As such, the report says, Rabobank expects average Australian cereal grain production to be at around 37.5 million tonnes by 2030, up from the current five-year average of 35.8 million tonnes.
“However, Australian production will continue to be prone, and possibly more vulnerable, to year-to-year variation, so a range of 20 million to 52 million tonnes must be considered part of the outlook,” Dr Kalisch Gordon said.
Exports and imports
The report says the expected low rate of production growth, together with the forecast increase in domestic demand, will reduce Australia’s annual export surplus – from an average of 22 million tonnes of wheat, barley, oats and sorghum (2014/15 to 2018/19) to an export surplus closer to 20 million tonnes by 2030.
“This will result in the proportion of Australia’s grain production going to exports reducing from typically being 60 per cent of annual production to 53 per cent by the end of the next decade,” Dr Kalisch Gordon said.

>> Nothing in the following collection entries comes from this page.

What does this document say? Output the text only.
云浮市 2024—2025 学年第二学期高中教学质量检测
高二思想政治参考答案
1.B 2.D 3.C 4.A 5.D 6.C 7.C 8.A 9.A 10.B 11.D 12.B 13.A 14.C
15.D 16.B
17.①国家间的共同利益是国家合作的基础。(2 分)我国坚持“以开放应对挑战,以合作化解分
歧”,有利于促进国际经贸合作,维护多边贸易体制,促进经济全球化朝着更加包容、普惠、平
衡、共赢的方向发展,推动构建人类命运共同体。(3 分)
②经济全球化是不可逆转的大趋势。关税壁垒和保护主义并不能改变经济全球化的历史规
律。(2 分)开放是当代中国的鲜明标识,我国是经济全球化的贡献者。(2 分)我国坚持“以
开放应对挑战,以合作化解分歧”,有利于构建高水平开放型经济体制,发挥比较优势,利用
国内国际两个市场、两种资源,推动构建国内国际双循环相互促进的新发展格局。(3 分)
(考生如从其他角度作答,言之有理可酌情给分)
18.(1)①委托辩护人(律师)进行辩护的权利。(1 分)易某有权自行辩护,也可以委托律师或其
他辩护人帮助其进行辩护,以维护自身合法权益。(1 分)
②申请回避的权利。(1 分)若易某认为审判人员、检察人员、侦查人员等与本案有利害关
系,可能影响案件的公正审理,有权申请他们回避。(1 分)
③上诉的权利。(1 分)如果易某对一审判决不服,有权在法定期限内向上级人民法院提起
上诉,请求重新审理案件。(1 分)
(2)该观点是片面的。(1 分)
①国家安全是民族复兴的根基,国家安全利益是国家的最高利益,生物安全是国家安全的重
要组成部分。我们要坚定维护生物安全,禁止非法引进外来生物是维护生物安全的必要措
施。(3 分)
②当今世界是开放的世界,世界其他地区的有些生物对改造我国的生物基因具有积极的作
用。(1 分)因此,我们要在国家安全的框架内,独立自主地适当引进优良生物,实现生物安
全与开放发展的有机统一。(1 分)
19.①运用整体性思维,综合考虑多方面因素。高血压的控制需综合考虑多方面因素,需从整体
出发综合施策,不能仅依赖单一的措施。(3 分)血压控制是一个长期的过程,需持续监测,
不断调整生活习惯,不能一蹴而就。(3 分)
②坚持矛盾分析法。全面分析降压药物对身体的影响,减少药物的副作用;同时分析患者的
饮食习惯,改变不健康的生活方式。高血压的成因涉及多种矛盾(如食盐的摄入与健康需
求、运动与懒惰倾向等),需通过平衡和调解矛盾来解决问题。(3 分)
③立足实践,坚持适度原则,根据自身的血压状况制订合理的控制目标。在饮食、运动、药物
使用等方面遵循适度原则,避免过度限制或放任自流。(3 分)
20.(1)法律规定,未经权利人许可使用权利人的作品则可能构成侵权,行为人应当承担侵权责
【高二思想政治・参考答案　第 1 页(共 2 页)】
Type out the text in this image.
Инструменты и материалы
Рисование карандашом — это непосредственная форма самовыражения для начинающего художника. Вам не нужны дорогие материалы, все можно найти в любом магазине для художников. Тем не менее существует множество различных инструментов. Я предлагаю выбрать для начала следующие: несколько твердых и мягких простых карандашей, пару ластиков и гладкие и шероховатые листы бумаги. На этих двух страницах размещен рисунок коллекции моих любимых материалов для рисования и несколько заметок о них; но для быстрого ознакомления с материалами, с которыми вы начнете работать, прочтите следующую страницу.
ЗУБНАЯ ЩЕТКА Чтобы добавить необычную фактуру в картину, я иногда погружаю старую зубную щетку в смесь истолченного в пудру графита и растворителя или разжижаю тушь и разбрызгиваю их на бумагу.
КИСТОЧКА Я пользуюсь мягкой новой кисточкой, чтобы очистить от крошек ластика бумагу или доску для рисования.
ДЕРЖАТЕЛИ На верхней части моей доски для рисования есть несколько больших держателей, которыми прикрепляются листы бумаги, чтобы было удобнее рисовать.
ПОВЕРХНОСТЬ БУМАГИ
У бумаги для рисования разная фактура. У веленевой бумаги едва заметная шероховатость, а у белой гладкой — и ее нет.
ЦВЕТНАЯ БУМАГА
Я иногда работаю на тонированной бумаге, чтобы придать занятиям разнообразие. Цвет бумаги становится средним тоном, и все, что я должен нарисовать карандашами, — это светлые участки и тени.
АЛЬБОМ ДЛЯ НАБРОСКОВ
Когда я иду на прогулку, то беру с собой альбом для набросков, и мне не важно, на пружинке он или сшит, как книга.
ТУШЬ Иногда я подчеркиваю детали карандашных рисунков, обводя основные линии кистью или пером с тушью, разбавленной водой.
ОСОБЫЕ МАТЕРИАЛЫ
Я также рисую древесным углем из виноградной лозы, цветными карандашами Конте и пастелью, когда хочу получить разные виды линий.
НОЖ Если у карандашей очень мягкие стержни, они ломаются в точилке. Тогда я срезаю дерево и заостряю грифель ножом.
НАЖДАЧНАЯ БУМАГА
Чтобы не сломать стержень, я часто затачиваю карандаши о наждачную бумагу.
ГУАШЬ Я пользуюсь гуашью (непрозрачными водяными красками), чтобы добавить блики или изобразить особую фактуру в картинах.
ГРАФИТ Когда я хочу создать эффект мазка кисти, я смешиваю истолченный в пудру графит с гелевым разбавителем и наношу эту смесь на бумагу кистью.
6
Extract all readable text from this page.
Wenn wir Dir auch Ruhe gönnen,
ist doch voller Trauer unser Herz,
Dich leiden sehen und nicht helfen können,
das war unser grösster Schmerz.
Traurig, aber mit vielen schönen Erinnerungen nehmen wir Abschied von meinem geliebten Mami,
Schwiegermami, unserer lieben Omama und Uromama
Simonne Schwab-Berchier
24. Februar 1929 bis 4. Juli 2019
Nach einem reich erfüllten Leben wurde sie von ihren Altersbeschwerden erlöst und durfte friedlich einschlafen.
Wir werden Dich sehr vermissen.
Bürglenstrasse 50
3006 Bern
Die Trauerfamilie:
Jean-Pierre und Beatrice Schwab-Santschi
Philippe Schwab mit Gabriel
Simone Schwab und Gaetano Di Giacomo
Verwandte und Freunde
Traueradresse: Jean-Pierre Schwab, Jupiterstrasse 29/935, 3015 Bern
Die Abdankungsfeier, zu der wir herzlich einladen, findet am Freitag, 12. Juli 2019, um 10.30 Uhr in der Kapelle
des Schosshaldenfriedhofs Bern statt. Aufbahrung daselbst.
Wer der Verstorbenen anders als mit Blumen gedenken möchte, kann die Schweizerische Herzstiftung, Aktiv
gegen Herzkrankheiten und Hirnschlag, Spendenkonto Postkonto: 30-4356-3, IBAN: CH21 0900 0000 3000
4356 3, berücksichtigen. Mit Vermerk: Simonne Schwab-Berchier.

And, while Australia would “remain a net exporter of cereal grains”, she said, there was increased potential to see further grain imports coming into the country over the next decade.
“Feed grains may be imported if the basis (price) reaches sufficiently high levels to cover freight and compliance with import biosecurity measures. However, the import of food-grade grains for milling, malting or other processing will be more likely.”
East/west divide and price
The Rabobank report says grain ‘balance sheet’ tightening will be particularly focussed on Australia’s eastern states “where supply growth will be lowest and demand growth highest”.
“The highest forecast growth in cereal supply will be in Western Australia and South Australia,” the report says. When it comes to demand though, growth will continue to be concentrated on the east coast of Australia.
“Together, Victoria, NSW and Queensland account for close to 80 per cent of Australia’s population and have the highest forecast population growth over the coming decade,” Dr Kalisch Gordon said. “They also have more than 90 per cent of the country’s feedlot capacity, more than 65 per cent of its milling capacity and more than 70 per cent of poultry sector capacity.”
This tightening is expected to see the average underlying east coast basis rise by as much as five per cent per annum, she said.
“For WA and South Australia, higher supply growth will put downward pressure on the basis between local grain prices and global prices, though prices are expected to be supported more often by demand for their grain from the eastern states.”
The growing demand for livestock feed will also narrow the premiums for food-grade grain and improve the profitability of growing feed grains in Australia, especially in Queensland, NSW and Victoria, the report says.